Personalized Diet Plans for Fat Loss & Muscle Gain
Body gym mein nahi, kitchen mein banti hai. My meal plans use everyday desi ingredients to get results without the boring, boiled food.
You are what you eat. This visual says it all. Choose whole foods to build a strong, healthy body, or choose junk and see the consequences.
A perfect example of a nutrient-dense snack. Hard-boiled egg whites with almonds and cashews for protein and healthy fats, paired with fresh kiwi and carrots for vitamins.
A quick and easy evening snack idea. This sprouted moong dal salad is high in protein and fiber, perfect for keeping you full and helping with muscle repair.
For those looking to bulk up, this is a sample weight gain meal. It includes a protein shake, egg-white omelette, and nuts to provide the calories and protein needed for muscle growth.
About Fuel Your Body: My Diet Plans
I don’t believe in expensive imports or starving yourself. Real results come from optimizing what you already eat—paneer, roti, dal, and eggs. Whether your goal is fat loss or muscle gain, my plans are built on simple, sustainable nutrition that actually fits into your busy Delhi NCR lifestyle, not some textbook theory you can’t follow.
No Nonsense Nutrition
I don’t talk in the air. If you want results, we focus on the macro-nutrients and caloric balance using food you can buy at your local market.
How we work together:
- Monthly Diet & Macro Chart: For the self-disciplined client. You get a BMR-calibrated plan with weekly adjustments based on how your weight changes.

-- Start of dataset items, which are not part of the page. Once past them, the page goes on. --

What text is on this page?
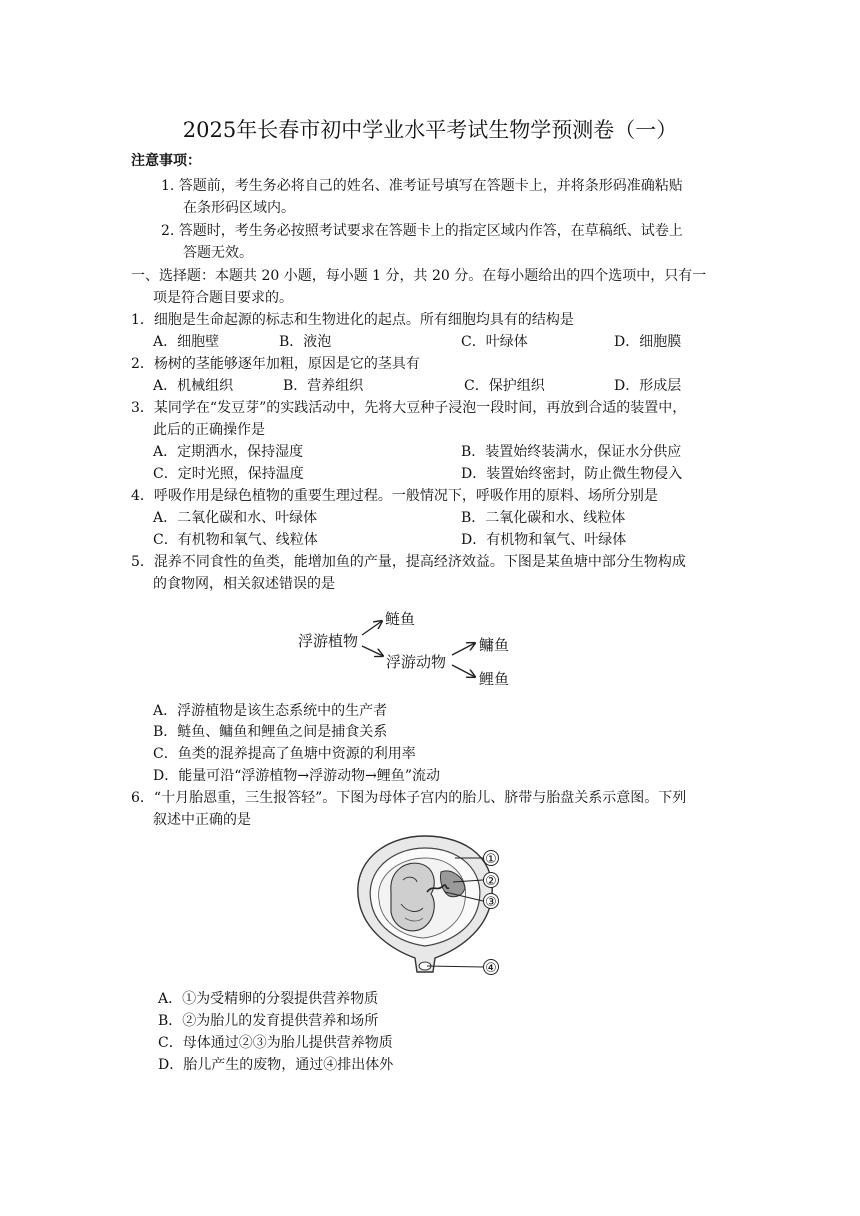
2025年长春市初中学业水平考试生物学预测卷（一）
注意事项：
1. 答题前，考生务必将自己的姓名、准考证号填写在答题卡上，并将条形码准确粘贴
在条形码区域内。
2. 答题时，考生务必按照考试要求在答题卡上的指定区域内作答，在草稿纸、试卷上
答题无效。
一、选择题：本题共 20 小题，每小题 1 分，共 20 分。在每小题给出的四个选项中，只有一
项是符合题目要求的。
1．细胞是生命起源的标志和生物进化的起点。所有细胞均具有的结构是
A．细胞壁	B．液泡	C．叶绿体	D．细胞膜
2．杨树的茎能够逐年加粗，原因是它的茎具有
A．机械组织	B．营养组织	C．保护组织	D．形成层
3．某同学在“发豆芽”的实践活动中，先将大豆种子浸泡一段时间，再放到合适的装置中，
此后的正确操作是
A．定期洒水，保持湿度	B．装置始终装满水，保证水分供应
C．定时光照，保持温度	D．装置始终密封，防止微生物侵入
4．呼吸作用是绿色植物的重要生理过程。一般情况下，呼吸作用的原料、场所分别是
A．二氧化碳和水、叶绿体	B．二氧化碳和水、线粒体
C．有机物和氧气、线粒体	D．有机物和氧气、叶绿体
5．混养不同食性的鱼类，能增加鱼的产量，提高经济效益。下图是某鱼塘中部分生物构成
的食物网，相关叙述错误的是
浮游植物
鲢鱼
浮游动物
鳙鱼
鲤鱼
A．浮游植物是该生态系统中的生产者
B．鲢鱼、鳙鱼和鲤鱼之间是捕食关系
C．鱼类的混养提高了鱼塘中资源的利用率
D．能量可沿“浮游植物→浮游动物→鲤鱼”流动
6．“十月胎恩重，三生报答轻”。下图为母体子宫内的胎儿、脐带与胎盘关系示意图。下列
叙述中正确的是
①
②
③
④
A．①为受精卵的分裂提供营养物质
B．②为胎儿的发育提供营养和场所
C．母体通过②③为胎儿提供营养物质
D．胎儿产生的废物，通过④排出体外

- Premium 1-on-1 Coaching: This is for those who need a push. Daily meal photo verification, unlimited WhatsApp access, and restaurant guides if you have to eat out. We don't tolerate excuses here.
- 90-Day Transformation: A phased, 12-week roadmap. We start by fixing gut health, move to aggressive calorie manipulation, and end with maintenance strategies so you don't lose your gains the moment you stop.
What you won't find here:
- No 'cheat diet' illusions where you can eat junk.
- No complicated recipes that take hours to cook.
- No generic, copy-paste charts.
Every plan includes a 30-minute assessment to check your lifestyle and preferences. You get clear instructions on whey protein and supplement usage, plus a cheat meal strategy so you don't burn out. My job is to make sure you stay on track, but the discipline has to come from you. If you show up, I show up.